Experiencing a cover in a vacuum away from a human face makes you lose the worth of the person performing. You see a cover is different from the original because the person signing is not doing it for money but purely for passion, and that passion is muted without video. Without that visual element to the music you’d never see the dusty bedrooms, the sneering concentration on the faces of singers as the fumble for lyrics in their heads, or the worn instruments they pluck. I know it sounds hubristic and ultimately romantic but it’s true. You can even see the extremely fast progression of this new genre. We’ve moved from webcams to dedicated film cameras, with correctly composed shots.

I’ll offer two videos for an example:

The first is a cover made in 2010, (Jesus can you believe that was four years ago?) where in very little happens.
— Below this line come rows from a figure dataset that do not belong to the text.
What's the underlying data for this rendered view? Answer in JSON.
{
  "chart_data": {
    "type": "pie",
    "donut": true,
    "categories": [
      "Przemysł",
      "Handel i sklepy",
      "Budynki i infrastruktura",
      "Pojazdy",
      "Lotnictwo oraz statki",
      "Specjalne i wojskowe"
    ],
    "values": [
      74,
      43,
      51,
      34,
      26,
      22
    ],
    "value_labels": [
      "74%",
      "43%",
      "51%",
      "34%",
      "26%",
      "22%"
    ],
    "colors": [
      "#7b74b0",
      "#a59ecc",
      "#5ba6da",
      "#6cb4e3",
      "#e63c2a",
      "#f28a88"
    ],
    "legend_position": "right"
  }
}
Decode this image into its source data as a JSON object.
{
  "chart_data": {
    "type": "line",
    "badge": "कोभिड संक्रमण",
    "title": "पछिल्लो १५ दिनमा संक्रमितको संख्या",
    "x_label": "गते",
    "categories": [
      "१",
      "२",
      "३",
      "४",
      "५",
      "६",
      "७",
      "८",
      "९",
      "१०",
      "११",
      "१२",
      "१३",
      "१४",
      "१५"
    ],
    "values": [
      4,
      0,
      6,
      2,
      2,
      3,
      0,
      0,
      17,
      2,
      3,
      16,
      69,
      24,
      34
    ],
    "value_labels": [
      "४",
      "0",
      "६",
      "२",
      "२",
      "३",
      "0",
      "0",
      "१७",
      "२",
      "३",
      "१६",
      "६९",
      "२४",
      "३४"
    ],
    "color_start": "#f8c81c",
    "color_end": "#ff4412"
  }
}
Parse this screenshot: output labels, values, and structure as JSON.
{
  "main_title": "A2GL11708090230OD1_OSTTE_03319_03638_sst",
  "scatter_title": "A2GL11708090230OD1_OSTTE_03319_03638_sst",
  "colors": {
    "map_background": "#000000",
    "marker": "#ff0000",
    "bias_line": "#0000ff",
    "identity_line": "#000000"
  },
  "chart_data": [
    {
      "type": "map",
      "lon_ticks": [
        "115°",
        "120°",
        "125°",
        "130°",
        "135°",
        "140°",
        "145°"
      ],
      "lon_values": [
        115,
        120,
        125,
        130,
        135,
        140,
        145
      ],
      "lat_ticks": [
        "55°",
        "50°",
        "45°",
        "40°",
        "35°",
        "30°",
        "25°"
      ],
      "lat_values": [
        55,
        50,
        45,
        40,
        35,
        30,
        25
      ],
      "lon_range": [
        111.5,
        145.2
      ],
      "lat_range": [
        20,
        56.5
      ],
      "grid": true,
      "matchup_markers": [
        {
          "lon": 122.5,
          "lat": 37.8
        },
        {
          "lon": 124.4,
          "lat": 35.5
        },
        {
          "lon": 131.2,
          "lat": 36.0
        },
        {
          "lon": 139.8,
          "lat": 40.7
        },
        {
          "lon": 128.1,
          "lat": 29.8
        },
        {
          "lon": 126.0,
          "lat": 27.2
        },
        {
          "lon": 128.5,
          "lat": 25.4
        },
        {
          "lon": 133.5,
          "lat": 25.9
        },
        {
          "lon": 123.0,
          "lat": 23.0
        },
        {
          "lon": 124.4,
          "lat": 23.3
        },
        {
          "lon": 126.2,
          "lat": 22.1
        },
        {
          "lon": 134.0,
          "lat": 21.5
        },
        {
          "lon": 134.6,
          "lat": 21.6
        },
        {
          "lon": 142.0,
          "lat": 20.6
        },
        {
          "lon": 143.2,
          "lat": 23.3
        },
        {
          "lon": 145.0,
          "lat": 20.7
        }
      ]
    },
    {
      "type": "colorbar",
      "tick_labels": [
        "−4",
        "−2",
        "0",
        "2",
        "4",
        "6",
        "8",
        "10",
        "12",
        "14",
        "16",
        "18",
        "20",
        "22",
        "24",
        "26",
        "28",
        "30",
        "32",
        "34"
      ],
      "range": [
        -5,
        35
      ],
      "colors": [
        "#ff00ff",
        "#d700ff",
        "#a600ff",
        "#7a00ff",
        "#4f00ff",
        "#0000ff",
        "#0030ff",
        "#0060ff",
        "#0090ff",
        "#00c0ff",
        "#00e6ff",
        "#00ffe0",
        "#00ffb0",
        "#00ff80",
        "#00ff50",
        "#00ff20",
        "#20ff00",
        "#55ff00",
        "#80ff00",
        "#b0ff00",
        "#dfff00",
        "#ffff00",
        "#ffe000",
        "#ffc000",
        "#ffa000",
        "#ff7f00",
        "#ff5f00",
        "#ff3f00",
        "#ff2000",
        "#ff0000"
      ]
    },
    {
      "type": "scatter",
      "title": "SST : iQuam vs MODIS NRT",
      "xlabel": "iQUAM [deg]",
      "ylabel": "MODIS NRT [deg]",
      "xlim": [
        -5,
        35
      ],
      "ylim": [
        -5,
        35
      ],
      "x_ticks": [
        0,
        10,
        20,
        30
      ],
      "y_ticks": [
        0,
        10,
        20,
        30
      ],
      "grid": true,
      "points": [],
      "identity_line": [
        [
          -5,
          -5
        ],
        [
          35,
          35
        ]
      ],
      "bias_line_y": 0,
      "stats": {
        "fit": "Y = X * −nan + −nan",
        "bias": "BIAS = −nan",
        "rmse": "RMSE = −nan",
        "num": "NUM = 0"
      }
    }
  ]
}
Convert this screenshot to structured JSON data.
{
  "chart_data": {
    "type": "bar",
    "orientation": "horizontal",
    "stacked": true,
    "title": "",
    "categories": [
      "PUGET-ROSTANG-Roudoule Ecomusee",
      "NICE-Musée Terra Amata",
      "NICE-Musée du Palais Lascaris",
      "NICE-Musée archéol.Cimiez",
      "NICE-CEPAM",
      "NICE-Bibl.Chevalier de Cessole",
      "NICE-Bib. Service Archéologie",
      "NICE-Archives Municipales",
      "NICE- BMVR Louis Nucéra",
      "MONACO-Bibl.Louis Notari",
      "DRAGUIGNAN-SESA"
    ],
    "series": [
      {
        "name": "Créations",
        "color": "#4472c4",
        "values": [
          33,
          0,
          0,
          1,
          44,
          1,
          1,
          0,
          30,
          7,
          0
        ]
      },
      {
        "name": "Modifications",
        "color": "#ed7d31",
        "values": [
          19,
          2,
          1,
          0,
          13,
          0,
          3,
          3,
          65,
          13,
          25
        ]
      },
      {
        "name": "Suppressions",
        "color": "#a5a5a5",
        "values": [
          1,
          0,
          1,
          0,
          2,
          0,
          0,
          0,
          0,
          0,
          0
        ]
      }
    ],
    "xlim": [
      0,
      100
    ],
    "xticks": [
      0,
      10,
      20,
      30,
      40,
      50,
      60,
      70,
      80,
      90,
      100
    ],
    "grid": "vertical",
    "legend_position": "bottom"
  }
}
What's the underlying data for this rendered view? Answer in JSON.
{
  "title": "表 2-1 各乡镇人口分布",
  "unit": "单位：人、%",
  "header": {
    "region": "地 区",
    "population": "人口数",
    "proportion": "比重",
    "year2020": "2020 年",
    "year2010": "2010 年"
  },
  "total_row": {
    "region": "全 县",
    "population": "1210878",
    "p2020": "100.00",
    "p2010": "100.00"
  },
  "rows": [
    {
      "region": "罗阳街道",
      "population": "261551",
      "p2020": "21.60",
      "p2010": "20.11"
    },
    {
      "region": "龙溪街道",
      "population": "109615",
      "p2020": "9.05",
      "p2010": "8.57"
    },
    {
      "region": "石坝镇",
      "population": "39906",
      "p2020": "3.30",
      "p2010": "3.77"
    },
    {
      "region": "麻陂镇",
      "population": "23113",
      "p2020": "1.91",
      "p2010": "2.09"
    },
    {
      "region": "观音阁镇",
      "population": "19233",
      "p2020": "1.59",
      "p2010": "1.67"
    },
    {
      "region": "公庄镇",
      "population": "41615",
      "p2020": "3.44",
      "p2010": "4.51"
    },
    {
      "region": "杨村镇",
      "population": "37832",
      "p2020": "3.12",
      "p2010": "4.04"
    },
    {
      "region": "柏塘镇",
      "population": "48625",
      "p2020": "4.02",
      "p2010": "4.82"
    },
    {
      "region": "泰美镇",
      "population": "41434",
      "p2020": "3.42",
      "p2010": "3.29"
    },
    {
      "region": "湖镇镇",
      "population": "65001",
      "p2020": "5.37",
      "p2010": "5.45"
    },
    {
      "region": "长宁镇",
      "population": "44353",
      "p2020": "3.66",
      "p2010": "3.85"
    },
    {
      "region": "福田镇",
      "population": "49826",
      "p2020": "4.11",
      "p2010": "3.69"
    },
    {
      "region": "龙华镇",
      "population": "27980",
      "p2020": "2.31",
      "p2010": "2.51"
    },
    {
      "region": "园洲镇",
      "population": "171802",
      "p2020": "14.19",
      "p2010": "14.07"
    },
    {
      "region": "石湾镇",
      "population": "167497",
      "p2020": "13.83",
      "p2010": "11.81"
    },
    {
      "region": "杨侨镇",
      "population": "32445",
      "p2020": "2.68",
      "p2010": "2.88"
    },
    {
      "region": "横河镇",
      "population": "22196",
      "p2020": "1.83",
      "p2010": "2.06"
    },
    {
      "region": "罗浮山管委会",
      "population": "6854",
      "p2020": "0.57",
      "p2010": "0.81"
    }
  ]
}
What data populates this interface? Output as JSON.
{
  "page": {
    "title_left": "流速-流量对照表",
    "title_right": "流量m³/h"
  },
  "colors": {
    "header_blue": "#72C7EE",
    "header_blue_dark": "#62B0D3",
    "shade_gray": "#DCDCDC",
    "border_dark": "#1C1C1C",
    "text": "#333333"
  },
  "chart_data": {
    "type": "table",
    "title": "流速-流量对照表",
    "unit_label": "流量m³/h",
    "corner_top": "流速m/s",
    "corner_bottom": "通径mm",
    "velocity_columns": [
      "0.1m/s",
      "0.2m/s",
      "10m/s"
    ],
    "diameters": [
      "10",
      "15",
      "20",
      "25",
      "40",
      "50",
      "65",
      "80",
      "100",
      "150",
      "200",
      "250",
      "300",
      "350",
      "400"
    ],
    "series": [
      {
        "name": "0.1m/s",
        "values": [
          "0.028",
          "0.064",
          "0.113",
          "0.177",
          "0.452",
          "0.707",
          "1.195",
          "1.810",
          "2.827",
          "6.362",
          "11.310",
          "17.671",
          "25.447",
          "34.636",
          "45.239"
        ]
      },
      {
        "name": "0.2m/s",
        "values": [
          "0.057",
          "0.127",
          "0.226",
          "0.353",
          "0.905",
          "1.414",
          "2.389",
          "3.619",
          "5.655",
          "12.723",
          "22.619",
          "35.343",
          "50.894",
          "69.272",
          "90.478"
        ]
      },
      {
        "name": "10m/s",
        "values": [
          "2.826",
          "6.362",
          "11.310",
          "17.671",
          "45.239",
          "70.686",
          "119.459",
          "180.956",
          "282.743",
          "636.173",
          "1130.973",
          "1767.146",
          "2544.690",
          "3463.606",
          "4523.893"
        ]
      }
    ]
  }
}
Sure it’s simple, and certainly not the focus of the content, but that doesn’t mean that no appreciation can be had from the video. Without it we’d never see that concentration, that drive. There’s a force that leaves the artist stuck, stoically staring at the ground, hunched over their guitar. We’d never know that this song wasn’t recorded in a studio, we’d never know that someone sang on the floor in the bedroom. That’s what video offers to music, that’s what, in my opinion, has helped the development and popularity of covers. It’s raw and unadulterated people, not highly refined and polished celebrities. In short, it’s just ruddy endearing.

This second video was made in 2012 by the same person: 

It clearly has style, heck it even has skill behind it. I’m not even sure that I could be so graceful and quick with a focus pull. It’s a huge change from the webcam video, it’s got movement, changing focus and even visual effects. Unless they really did shoot on black and white film, something I highly doubt….

Yet it’s still effectual. How you ask? Well two words, continuous shot, it never breaks or cuts, or at least I didn’t notice it doing so when I watched it at midnight high on diet coke and chocolate jelly beans. So why does the continuous shot mean anything? Well It lets us know it was one take, the room might have changed, the style and production values certainly have, but there’s still that gorilla edge to it. It’s not a visual gag, or a cheap ploy to up view counts. It’s film that’s shot in a complementary style to the music, understated, raw and unedited (minus the aforementioned black and white filter). It’s the right treatment for music in videos, not flashy sex stuff or stupid effects.

Anyway that’s my brief analysis into music videos, hope you enjoyed. Oh and Remember that it’s all thanks to the democratization of video distribution this, well genre was birthed. Otherwise we’d never experience anything of the like.